Puccini
25 November 2014

It seems that the landmark that signals that one has abandoned the neophite stage in opera happens when one starts to feel contempt for Puccini. There is no shortage of irony in the fact that most of us started listening to opera precisely because of him, but it is true that his operas soon feel very unsophisticated, too saccharine. And yet, I felt defensive when Anthony Arblaster goes out of his way to single out Puccini and Richard Wagner in Viva La Libertà!: Politics in Opera for not writing about politics. Or even worse, because politics happens in the background, but none of the characters seem to be motivated by politics. I cannot discuss that. Anyone can see that the political background of Tosca –one of my personal favorites– is an extraneous device sets the plot in motion and yet it is ignored in the most critical moments.
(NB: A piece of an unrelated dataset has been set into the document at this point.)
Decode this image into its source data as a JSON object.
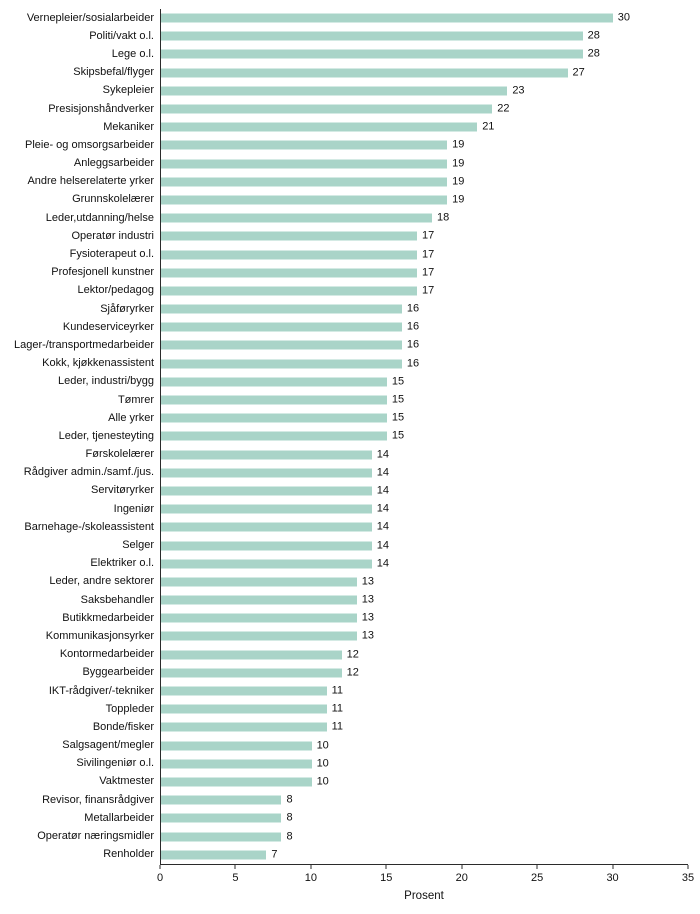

However, I feel that this particular criticism expresses the frustration with Puccini for not being Verdi. For being the composter after Verdi and not inheriting his public commitment. And that seems unfair. If nothing else, because politics enter Puccini’s production without flamboyant passion, as the circumstances in which characters take decisions, and not as the center of the action. Characters live in politics, but not for politics. It seems to me that in Puccini, politics abandons the mithological stage of the hero and the metaphor so dear to Wagner.1

  1. Another irony here given Puccini’s ambiguous proximity to the Fascist Party.